Krapf stört sich auch am Modus, mit dem sich die Spieler für das Finalturnier qualifizieren mussten. Die Qualifikationsturniere fanden mit der Jass-Software von Swisslos statt, gespielt wurde mit einem Computer-Partner gegen zwei Computer-Gegner. "Damit haben sich nicht die 100 Besten qualifiziert, da der Computer regelmässig haarsträubende Fehler macht", sagt Krapf, dem es in der Qualifikation nicht gereicht hat. Er spricht damit das Zusammenspiel und die Launen des Computers an, auch mit schwachen Karten ein Spiel anzusagen. Sicher sei es nicht einfach, eine Software fürs Jassen mit all seinen Variablen zu programmieren. Trotzdem: Der Modus sei "lachhaft". "Wenn der Computer nicht will, kann man kein Spiel gewinnen." Darauf sei er auch von anderen Jassern angesprochen worden.

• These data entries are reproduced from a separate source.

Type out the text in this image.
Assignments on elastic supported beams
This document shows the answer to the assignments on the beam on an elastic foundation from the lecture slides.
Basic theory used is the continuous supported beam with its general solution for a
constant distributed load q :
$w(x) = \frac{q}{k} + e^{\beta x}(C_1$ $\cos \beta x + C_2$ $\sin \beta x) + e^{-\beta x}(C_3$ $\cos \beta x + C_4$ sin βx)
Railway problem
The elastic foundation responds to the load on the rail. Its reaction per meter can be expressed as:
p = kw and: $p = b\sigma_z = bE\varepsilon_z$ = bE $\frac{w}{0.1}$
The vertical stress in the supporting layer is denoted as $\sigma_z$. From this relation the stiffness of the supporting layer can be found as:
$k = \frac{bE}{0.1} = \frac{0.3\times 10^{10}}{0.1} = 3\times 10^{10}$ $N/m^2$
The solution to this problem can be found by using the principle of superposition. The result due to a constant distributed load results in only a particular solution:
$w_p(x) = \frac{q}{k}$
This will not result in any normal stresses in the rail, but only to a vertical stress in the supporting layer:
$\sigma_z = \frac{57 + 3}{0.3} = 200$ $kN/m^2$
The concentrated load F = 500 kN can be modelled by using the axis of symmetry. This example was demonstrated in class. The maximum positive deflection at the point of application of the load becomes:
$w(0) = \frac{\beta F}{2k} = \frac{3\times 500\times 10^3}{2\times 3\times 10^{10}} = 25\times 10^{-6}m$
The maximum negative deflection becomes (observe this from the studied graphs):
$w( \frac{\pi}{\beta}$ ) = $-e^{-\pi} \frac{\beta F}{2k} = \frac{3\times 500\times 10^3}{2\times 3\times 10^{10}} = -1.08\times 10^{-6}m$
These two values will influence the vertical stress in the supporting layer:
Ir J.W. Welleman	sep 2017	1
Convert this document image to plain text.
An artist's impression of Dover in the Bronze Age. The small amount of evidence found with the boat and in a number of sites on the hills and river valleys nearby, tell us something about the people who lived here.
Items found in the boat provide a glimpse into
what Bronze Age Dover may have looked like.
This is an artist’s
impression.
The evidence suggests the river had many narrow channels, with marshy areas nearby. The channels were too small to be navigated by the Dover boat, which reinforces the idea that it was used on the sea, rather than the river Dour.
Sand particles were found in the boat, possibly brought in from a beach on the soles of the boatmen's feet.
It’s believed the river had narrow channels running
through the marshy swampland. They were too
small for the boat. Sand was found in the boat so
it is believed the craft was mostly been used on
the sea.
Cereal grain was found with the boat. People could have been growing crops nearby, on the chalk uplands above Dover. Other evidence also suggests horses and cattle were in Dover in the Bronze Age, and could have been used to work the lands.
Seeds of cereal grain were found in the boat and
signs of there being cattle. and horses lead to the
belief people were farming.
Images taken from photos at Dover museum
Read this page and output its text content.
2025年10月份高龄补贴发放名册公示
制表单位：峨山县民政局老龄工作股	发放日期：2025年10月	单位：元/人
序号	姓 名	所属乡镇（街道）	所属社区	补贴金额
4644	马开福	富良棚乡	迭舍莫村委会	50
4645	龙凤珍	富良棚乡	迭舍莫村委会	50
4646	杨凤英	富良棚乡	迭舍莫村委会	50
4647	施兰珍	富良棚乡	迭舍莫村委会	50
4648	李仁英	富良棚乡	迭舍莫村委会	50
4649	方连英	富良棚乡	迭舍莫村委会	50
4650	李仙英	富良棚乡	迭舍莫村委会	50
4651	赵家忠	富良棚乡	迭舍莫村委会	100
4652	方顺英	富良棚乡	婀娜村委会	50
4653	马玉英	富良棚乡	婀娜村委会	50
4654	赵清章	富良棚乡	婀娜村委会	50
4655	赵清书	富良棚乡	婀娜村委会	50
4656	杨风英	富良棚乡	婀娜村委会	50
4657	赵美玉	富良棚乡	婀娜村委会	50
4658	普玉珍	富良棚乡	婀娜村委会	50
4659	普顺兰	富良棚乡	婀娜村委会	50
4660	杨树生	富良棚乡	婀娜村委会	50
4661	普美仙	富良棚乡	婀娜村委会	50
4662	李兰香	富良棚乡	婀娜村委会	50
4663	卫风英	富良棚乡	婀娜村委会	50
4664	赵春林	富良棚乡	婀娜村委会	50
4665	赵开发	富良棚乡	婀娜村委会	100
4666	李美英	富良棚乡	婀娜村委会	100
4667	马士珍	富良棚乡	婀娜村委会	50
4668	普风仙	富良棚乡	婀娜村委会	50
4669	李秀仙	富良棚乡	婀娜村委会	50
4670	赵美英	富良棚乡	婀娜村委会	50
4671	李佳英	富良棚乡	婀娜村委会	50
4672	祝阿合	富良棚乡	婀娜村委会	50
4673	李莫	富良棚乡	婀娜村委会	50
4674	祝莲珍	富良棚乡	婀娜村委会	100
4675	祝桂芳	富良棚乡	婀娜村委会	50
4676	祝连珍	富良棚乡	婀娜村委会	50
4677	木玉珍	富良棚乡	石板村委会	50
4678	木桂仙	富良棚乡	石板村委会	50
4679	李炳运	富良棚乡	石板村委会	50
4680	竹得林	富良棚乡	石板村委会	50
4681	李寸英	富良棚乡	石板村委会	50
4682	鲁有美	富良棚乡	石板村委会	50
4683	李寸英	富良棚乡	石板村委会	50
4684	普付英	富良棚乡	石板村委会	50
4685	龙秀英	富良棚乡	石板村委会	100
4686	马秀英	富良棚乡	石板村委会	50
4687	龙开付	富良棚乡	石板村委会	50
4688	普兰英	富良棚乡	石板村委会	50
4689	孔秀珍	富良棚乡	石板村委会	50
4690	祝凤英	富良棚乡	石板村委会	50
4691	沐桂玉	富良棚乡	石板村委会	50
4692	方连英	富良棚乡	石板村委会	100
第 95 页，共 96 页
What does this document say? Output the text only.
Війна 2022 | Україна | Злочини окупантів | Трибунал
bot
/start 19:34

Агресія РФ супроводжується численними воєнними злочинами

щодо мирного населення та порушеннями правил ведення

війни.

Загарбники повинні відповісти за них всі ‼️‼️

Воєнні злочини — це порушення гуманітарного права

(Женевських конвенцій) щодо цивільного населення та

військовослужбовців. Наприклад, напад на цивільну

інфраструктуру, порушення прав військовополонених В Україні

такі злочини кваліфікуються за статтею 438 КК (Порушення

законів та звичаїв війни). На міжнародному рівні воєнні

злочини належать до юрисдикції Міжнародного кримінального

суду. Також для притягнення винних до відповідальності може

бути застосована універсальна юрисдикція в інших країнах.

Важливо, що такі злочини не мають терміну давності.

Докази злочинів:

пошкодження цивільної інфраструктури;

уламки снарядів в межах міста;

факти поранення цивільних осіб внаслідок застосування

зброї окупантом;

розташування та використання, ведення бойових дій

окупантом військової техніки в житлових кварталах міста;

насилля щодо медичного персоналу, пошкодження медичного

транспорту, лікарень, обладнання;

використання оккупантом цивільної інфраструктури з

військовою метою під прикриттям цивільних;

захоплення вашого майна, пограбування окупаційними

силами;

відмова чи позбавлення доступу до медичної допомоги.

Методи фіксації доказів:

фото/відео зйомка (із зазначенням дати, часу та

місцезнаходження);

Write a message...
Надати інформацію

Immerhin: Beim Finalturnier werden sich die 100 Glücklichen, die sich unter Zehntausenden Teilnehmern qualifiziert haben, mit Menschen messen. Als prominente Gäste mit dabei sind auch Schwinger Nöldi Forrer, Ex-Skirennfahrer Bruno Kernen und SVP-Präsident Albert Rösti.
 

Die erste Meisterschaft am Computer

Willy Mesmer von Swisslos verteidigt die Bezeichnung "1. Schweizer Schieber-Meisterschaft": "Es ist vielleicht etwas spitzfindig. Aber es ist die erste Meisterschaft, bei der sich die Spieler über das Internet qualifizieren." Auch Krapfs Einwand, dass sich bei den Spielen mit Computerbeteiligung nicht die Besten qualifizierten, will Mesmer nicht gelten lassen. "Ist denn derjenige der Beste, der bei den Olympischen Spielen die Goldmedaille im Eiskunstlauf gewinnt? Die Bedingungen sind jedenfalls für alle gleich, und wir sind sicher, dass von allen Teilnehmern die 100 Besten dabei sind."